Andrew Marshall, of the Gravesham War Memorials Trust, launched an appeal earlier this year to track down the soldier’s surviving relatives, which included an article in the Messenger, and between 20 and 30 of them, mostly great-nieces and nephews, arrived for the ceremony on Saturday afternoon.
Representatives from a number of veterans’ associations attended, as well as deputy mayor of Gravesham Cllr Harold Craske, MP for Gravesham Adam Holloway and the Rev Jackie
Littlewood, and other guests.
As well as speeches and prayers, wreaths and flowers were placed on the grave, and pupils from St John’s School in Rochester Road read The Exhortation, featuring the famous lines “at the going down of the sun, and in the morning, we will remember them”, as well as the words inscribed of the Kohima Epitaph: “When you go home, tell them of us and say, for your tomorrow, we gave our today”.

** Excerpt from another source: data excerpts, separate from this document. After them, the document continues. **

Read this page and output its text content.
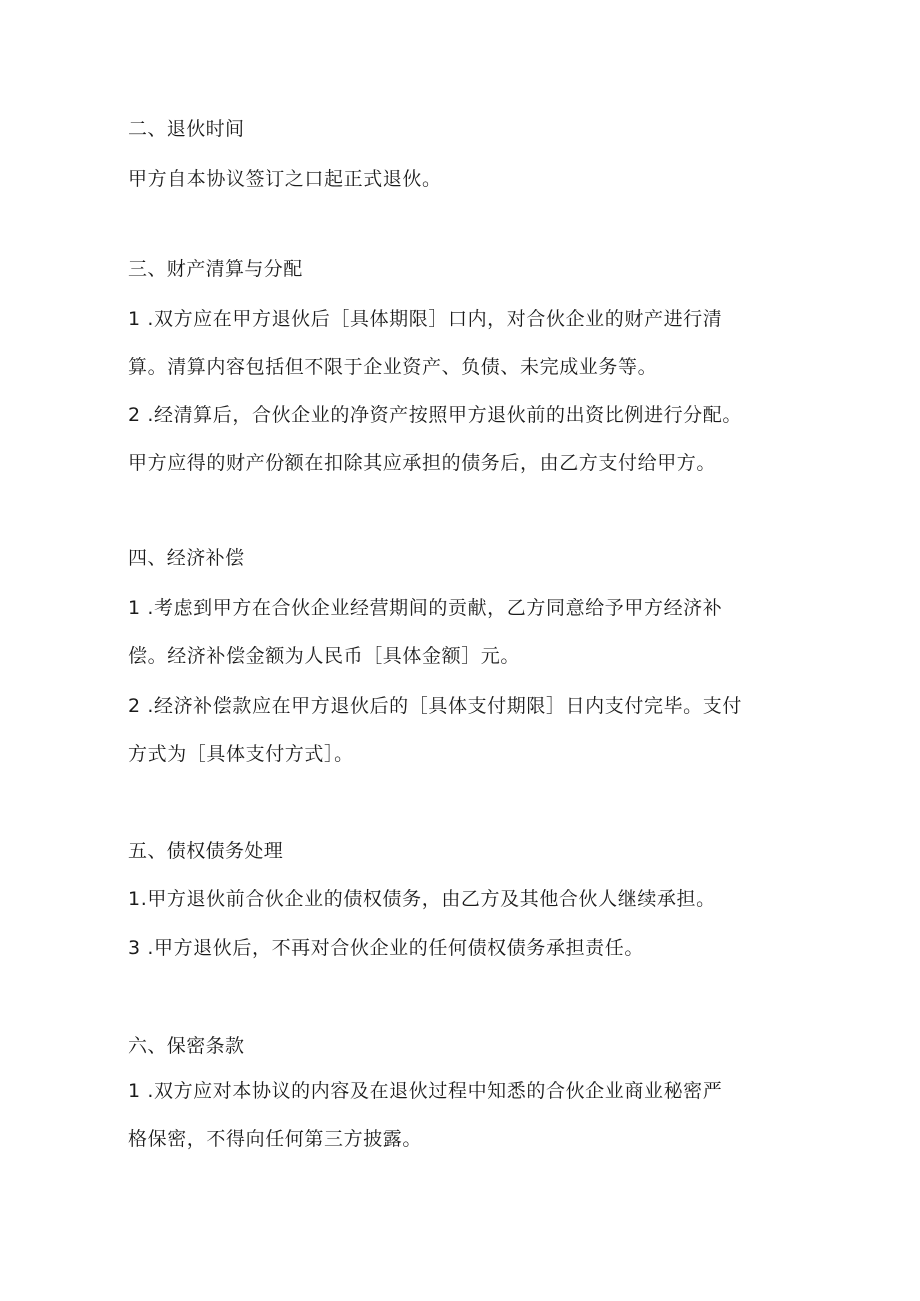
二、退伙时间
甲方自本协议签订之口起正式退伙。
三、财产清算与分配
1 .双方应在甲方退伙后［具体期限］口内，对合伙企业的财产进行清
算。清算内容包括但不限于企业资产、负债、未完成业务等。
2 .经清算后，合伙企业的净资产按照甲方退伙前的出资比例进行分配。
甲方应得的财产份额在扣除其应承担的债务后，由乙方支付给甲方。
四、经济补偿
1 .考虑到甲方在合伙企业经营期间的贡献，乙方同意给予甲方经济补
偿。经济补偿金额为人民币［具体金额］元。
2 .经济补偿款应在甲方退伙后的［具体支付期限］日内支付完毕。支付
方式为［具体支付方式］。
五、债权债务处理
1.甲方退伙前合伙企业的债权债务，由乙方及其他合伙人继续承担。
3 .甲方退伙后，不再对合伙企业的任何债权债务承担责任。
六、保密条款
1 .双方应对本协议的内容及在退伙过程中知悉的合伙企业商业秘密严
格保密，不得向任何第三方披露。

Mr Marshall said: “It was really quite poignant having such young boys read those words. Lots of family turned up due to the Messenger’s article.
"After the ceremony we went to the Royal Naval Association Club and everyone talked and got to know each other.
"What’s important to remember is that he volunteered and he did so in 1915 when the war had been on for a year and people would have come home severely injured, and people from the borough would have been killed, and he would have known that.
“He was on the front line, it would have been a tough baptism of fire for a young lad.
"Giving him this headstone is rejoining him with his comrades and that’s what compelled me to do it.”
Born in 1899 at Wycliffe Road, Northfleet, to Ellen and George Field, George Edward Valentine Field was one of many brothers and sisters and grew up in Dover Road East, Northfleet.
He went to school in Dover Road before becoming a farmhand. George enlisted aged 16, and served as a gunner in the Royal Field Artillery.
He was deployed throughout northern France, including positions north east of Delville Wood on the Somme, where there was heavy fighting in September 1916 after the beginning of the campaign in July. He died at his home in Coopers Road, Perry Street, Northfleet.
George was laid to rest with full military honours, and his name was included on Northfleet War Memorial and All Saints’ War Memorial in Perry Street, but not on the Commonwealth War Graves Commission (CWGC) register.